When teaching about empathy, author, speaker, and self-help phenom Brene’ Brown tells us that our brains are wired to run from pain - including emotional pain - whether it is ours or someone else’s. One of the opportunities we have in serving others through listening is empathetically sitting with them, allowing grace and space for the person to not be “fixed” but to feel whatever it is they need to feel. In her short video The Power of Empathy, Brown uses a sympathetic goat and an empathetic bear to illustrate how empathy - sitting alongside someone in his or her pain - allows the other person to feel accepted, validated, and cared for while being heard. (Pause, watch the video if you’d like.)
The challenge for me, though, is that sometimes it’s uncomfortable to allow someone I care about to be in pain. As a connector, counselor, mother, daughter, and friend, I know listening is a healing balm that can touch people’s souls… but what if the person in pain doesn’t want me to listen to them? What if they just want to sit in their pain and be quiet, be alone?
This happened the other day within my world. My extrovert ears heard him say, “I’m in pain and I want to be surrounded by people and connection so I don’t feel alone in this.” As an introvert, the message he actually intended to send was, “I’m in pain and I’d really like to be left alone so I can process and ponder this in silence.” Oh my - serious disconnect and communication breakdown. For about 80 seconds my head was spinning, wondering how I could climb into a cave and sit with him in his pain because I was determined that if given the chance to live out Brene Brown’s empathy video, I was going to be the bear. In that moment he must’ve thought, “seriously, Rebecca. Geesh. Just leave me alone.”
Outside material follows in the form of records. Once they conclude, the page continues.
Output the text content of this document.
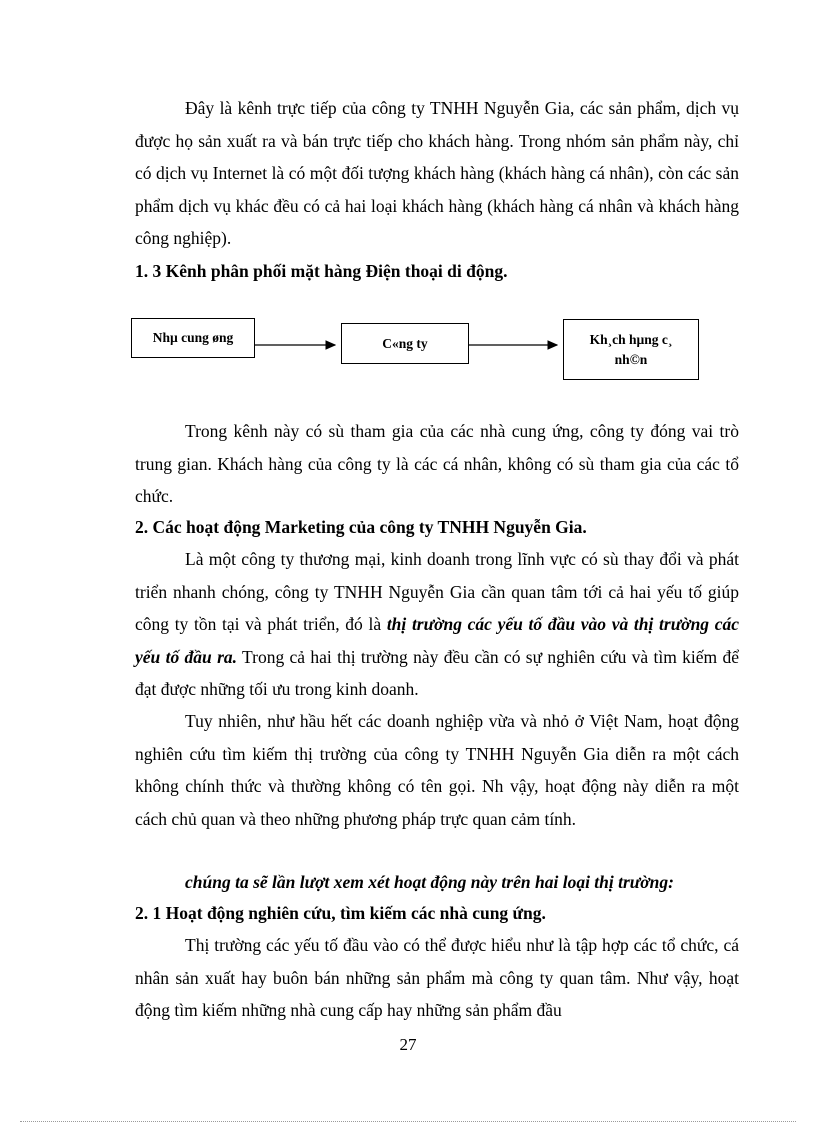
Đây là kênh trực tiếp của công ty TNHH Nguyễn Gia, các sản phẩm, dịch vụ được họ sản xuất ra và bán trực tiếp cho khách hàng. Trong nhóm sản phẩm này, chỉ có dịch vụ Internet là có một đối tượng khách hàng (khách hàng cá nhân), còn các sản phẩm dịch vụ khác đều có cả hai loại khách hàng (khách hàng cá nhân và khách hàng công nghiệp).

1. 3 Kênh phân phối mặt hàng Điện thoại di động.
Nhµ cung øng	C«ng ty	Kh¸ch hµng c¸
nh©n

Trong kênh này có sù tham gia của các nhà cung ứng, công ty đóng vai trò trung gian. Khách hàng của công ty là các cá nhân, không có sù tham gia của các tổ chức.

2. Các hoạt động Marketing của công ty TNHH Nguyễn Gia.

Là một công ty thương mại, kinh doanh trong lĩnh vực có sù thay đổi và phát triển nhanh chóng, công ty TNHH Nguyễn Gia cần quan tâm tới cả hai yếu tố giúp công ty tồn tại và phát triển, đó là thị trường các yếu tố đầu vào và thị trường các yếu tố đầu ra. Trong cả hai thị trường này đều cần có sự nghiên cứu và tìm kiếm để đạt được những tối ưu trong kinh doanh.

Tuy nhiên, như hầu hết các doanh nghiệp vừa và nhỏ ở Việt Nam, hoạt động nghiên cứu tìm kiếm thị trường của công ty TNHH Nguyễn Gia diễn ra một cách không chính thức và thường không có tên gọi. Nh vậy, hoạt động này diễn ra một cách chủ quan và theo những phương pháp trực quan cảm tính.

chúng ta sẽ lần lượt xem xét hoạt động này trên hai loại thị trường:

2. 1 Hoạt động nghiên cứu, tìm kiếm các nhà cung ứng.

Thị trường các yếu tố đầu vào có thể được hiểu như là tập hợp các tổ chức, cá nhân sản xuất hay buôn bán những sản phẩm mà công ty quan tâm. Như vậy, hoạt động tìm kiếm những nhà cung cấp hay những sản phẩm đầu

27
You see, the problem was, in this moment of his hurt my first reaction was to look at his pain through my own lens. Heeeellllooo, Rebecca. Look at your business card, Darlin’. This isn’t about you; instead, World Caring is about the other person. You insisting on listening (“Dude, I work for an organization built on listening - you’ve got to let me do this.”) wasn’t in service to him at all but instead an attempt to make yourself feel better about him hurting.
Part of sitting with people in pain must be the willingness to stop, put aside our own ideas, be nonjudgmental, understand the other person’s feelings (yes, Ms. Extrovert, even the need to be alone), and respond empathetically, meeting the other person’s need instead of considering my own. Graciously, Brown teaches that this is a skill that strengthens with practice, which tells me that it is something I can continuously develop so that maybe I can come closer to looking first through the other person’s lens next time I have the opportunity to sit with someone in pain. And yes, sometimes sitting with the person means giving them the needed space to be alone.
This process of listening, of World Caring, of living with empathy, it is a skill like any other that must be honed, developed, and refined. We will mess it up sometimes, but we will keep trying. I’m there with you, reader. I am still day-by-day learning to be the bear.